Junior Research Fellow in Music

I was born in Berkeley, California, and attended Oberlin College and Conservatory as a double-degree student in Latin and Piano Performance. I completed an MPhil in Music Studies as a Gates Cambridge Scholar before moving to Harvard University to obtain a PhD in Music. I arrived to Queen's in 2019 to take up my current position.

I meanwhile also pursue a career as a concert pianist, specialising in contemporary music and historical performance practice with the support of a Leonore Annenberg Fellowship for the Performing and Visual Arts.

Teaching

I supervise undergraduate dissertations and teach courses in musical analysis, musicology, and performance practice studies from across the entire first-, second-, and third-year curriculum in music studies.

Research

My research and scholarship focuses primarily on the global history of music theory during the nineteenth century, drawing together analysis, archival studies, and ethnographic fieldwork. I work with European, Hindustani and Japanese sources in multiple languages, and draw on my own performance practice in asking how the foundational theories of musical analysis, perception and pedagogy entangled with the operations of colonial modernity. 

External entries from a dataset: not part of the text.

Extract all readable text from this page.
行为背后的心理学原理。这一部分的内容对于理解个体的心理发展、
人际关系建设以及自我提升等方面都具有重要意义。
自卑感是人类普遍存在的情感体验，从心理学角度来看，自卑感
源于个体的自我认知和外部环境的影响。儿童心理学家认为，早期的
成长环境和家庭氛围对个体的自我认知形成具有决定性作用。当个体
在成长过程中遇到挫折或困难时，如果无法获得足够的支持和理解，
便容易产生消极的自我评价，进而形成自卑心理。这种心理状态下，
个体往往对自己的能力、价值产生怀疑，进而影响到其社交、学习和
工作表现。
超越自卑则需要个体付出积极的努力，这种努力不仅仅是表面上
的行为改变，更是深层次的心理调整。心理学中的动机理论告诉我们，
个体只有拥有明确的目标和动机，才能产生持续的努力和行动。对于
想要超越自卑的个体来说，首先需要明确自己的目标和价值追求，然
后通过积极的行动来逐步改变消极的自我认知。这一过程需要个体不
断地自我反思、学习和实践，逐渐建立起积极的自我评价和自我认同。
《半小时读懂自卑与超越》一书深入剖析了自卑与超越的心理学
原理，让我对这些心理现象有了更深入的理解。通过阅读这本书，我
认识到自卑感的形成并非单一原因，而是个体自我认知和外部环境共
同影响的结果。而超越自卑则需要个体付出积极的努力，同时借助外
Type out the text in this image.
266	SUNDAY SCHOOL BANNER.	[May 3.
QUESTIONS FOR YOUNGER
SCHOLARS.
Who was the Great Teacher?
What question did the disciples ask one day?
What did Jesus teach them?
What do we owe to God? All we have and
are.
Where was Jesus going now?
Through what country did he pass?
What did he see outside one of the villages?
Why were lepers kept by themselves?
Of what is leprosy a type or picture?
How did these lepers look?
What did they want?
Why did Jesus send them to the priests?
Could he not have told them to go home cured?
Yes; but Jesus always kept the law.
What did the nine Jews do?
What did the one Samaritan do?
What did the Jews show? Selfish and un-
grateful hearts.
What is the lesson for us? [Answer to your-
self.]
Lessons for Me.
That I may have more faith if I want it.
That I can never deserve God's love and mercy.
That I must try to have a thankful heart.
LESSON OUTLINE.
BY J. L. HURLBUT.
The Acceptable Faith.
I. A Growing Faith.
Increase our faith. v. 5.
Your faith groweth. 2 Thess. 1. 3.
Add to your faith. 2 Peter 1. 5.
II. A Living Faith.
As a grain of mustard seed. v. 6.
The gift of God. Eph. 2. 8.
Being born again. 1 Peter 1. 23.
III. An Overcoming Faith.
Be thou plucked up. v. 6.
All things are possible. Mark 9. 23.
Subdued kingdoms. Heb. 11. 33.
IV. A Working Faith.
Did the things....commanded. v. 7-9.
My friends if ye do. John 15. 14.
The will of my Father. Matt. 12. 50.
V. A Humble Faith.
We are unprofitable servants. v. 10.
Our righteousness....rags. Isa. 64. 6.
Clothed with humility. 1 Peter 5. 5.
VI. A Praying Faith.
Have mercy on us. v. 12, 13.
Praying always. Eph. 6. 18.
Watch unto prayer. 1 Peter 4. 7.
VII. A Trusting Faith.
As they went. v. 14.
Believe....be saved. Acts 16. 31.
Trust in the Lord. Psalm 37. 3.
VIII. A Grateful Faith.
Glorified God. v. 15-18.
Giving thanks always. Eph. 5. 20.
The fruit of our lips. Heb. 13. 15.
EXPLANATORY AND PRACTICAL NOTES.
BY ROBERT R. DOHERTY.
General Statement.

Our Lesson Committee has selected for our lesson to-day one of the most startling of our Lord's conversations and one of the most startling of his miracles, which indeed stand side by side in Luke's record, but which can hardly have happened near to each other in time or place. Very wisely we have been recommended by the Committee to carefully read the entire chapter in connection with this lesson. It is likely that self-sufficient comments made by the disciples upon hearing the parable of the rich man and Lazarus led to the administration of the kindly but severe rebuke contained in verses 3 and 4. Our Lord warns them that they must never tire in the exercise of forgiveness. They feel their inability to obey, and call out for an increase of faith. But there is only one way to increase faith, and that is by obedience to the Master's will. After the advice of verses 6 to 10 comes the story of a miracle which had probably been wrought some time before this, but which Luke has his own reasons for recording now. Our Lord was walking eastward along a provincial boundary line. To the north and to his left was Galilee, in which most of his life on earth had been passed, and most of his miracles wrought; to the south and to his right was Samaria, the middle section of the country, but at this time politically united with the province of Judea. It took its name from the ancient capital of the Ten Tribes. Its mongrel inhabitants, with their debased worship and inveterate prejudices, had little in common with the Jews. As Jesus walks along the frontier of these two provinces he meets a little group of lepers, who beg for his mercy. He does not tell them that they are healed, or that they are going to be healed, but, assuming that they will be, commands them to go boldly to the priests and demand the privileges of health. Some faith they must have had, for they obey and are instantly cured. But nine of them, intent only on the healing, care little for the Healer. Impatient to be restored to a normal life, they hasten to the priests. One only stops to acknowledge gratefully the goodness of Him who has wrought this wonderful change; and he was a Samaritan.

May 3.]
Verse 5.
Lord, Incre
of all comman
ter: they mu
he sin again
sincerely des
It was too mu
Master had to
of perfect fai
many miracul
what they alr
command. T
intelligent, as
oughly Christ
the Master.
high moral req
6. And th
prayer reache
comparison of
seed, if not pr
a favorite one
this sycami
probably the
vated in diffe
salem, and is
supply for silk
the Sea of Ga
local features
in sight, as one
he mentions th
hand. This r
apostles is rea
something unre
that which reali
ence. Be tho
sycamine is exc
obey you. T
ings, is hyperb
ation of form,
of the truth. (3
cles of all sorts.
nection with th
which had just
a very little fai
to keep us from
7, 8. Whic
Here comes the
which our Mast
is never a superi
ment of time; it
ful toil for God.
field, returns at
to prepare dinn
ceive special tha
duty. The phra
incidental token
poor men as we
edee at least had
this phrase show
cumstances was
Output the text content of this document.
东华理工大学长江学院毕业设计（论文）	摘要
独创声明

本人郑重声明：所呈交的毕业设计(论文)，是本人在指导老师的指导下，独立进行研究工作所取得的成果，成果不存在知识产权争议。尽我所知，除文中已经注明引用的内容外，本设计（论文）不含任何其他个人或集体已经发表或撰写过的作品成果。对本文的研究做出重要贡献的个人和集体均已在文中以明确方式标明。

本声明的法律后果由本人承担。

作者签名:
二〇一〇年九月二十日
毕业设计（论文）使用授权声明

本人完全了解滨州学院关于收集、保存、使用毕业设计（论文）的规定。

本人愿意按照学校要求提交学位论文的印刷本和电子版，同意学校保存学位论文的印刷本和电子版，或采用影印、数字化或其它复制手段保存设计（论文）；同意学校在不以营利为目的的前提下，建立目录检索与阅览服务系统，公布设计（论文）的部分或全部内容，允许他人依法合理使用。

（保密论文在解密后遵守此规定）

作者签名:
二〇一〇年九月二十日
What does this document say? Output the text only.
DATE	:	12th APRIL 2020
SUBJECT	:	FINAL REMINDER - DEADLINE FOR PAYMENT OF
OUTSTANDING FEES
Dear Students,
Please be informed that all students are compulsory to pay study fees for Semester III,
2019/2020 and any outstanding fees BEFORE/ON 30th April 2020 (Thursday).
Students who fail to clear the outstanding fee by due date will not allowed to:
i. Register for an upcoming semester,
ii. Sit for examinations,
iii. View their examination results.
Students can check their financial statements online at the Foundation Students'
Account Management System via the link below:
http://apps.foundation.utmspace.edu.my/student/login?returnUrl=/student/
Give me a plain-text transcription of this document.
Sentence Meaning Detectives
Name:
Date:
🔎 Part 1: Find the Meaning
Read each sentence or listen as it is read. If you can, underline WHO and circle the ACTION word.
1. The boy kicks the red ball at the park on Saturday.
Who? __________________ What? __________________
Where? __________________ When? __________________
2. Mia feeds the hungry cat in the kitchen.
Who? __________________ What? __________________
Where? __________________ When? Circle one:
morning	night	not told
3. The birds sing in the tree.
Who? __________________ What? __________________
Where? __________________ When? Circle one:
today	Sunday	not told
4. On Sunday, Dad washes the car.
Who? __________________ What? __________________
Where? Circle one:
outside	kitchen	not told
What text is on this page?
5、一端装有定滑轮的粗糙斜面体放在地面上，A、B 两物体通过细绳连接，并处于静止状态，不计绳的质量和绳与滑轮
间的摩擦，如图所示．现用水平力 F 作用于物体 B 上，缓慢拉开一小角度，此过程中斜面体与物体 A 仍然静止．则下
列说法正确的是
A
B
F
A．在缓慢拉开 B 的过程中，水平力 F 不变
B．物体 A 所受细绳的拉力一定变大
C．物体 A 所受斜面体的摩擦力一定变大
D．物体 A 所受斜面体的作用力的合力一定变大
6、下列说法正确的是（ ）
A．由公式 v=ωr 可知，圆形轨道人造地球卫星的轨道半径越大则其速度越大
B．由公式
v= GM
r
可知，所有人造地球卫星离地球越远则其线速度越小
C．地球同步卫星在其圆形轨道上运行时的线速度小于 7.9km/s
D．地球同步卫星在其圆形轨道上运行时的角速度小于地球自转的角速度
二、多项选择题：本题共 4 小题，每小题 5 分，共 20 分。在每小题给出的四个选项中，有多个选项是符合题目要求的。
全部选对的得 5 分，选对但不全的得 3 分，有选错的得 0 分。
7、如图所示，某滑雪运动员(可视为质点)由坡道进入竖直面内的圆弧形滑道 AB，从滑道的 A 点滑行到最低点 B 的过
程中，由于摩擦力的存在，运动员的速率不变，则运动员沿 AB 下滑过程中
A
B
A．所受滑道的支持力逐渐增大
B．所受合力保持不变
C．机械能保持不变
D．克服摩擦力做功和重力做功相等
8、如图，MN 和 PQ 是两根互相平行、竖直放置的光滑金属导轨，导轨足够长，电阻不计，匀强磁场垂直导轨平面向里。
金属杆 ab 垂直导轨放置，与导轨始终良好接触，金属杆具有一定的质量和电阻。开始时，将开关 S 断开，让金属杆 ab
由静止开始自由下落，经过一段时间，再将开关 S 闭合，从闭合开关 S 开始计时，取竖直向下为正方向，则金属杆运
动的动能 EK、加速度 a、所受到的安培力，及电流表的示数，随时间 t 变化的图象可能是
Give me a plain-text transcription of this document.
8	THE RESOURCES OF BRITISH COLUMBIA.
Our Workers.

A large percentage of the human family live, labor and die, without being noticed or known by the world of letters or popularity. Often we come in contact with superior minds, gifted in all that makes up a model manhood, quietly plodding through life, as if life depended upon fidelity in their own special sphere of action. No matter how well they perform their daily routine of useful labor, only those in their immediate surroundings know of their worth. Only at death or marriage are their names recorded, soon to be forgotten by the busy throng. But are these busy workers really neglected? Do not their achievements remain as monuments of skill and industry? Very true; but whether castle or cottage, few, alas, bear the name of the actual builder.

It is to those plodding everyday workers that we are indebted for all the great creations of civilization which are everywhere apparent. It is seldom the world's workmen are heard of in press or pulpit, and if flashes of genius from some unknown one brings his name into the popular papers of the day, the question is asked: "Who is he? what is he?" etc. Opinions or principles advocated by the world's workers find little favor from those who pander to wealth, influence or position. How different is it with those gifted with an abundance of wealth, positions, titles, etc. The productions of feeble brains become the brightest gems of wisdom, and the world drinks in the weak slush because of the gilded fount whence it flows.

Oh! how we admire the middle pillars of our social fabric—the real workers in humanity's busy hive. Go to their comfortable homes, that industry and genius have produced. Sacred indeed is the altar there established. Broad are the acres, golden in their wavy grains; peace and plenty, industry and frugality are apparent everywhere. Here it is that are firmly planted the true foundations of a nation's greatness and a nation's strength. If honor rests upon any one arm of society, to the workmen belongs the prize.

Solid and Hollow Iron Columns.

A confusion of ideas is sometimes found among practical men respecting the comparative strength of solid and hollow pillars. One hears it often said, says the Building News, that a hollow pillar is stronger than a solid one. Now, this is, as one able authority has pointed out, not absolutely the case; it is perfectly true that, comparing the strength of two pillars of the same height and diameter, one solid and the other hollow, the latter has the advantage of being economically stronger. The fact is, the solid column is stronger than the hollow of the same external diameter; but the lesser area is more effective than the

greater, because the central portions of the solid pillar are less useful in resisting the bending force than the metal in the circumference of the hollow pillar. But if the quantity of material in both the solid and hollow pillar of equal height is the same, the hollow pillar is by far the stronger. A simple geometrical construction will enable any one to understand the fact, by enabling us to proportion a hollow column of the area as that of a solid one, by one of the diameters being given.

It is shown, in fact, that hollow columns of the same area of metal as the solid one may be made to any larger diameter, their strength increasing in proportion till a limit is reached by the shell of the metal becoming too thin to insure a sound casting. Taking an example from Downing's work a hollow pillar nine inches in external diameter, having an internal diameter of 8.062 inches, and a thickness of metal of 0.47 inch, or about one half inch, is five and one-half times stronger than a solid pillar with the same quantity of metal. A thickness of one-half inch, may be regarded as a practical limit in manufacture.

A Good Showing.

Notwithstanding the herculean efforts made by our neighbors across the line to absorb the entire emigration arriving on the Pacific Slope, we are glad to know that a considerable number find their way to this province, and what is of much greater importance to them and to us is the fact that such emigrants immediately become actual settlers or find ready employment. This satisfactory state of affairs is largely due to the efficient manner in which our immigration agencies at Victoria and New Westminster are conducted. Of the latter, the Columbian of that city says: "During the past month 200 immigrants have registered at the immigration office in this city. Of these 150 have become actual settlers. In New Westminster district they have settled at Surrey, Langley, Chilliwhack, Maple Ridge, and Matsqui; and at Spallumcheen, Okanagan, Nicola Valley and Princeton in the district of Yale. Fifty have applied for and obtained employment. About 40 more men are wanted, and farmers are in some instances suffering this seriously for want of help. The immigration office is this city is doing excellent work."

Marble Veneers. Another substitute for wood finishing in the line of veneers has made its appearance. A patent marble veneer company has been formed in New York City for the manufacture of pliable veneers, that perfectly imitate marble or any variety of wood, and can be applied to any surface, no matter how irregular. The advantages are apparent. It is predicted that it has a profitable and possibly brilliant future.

My main focus is my book project, tentatively entitled 'The Emperor’s New Keyboards: Or, The Global Politics of Tuning and Temperament'. This examines the forces that compelled 19th-century European music theory, musical science and comparative musicology to conform their approaches to the discrete pitch collections of standard and just-intonation keyboards, and connect their projects to globalising enterprises focused on rationalising, standardising and improving musical cultures from around the world. 

I am meanwhile pursuing three interconnected projects: 1) a translation with commentary of analytical essays and short stories by Johanna Kinkel (1810-1851); 2) an examination of how colonial epistemologies shaped conceptual models of 'pitch space', drawing on decolonial and antiracist critique; and 3) a project in the digital humanities, focused on recreating the experimental keyboards I study in my book project with synthesizers, and investigating their applications in music theory pedagogy.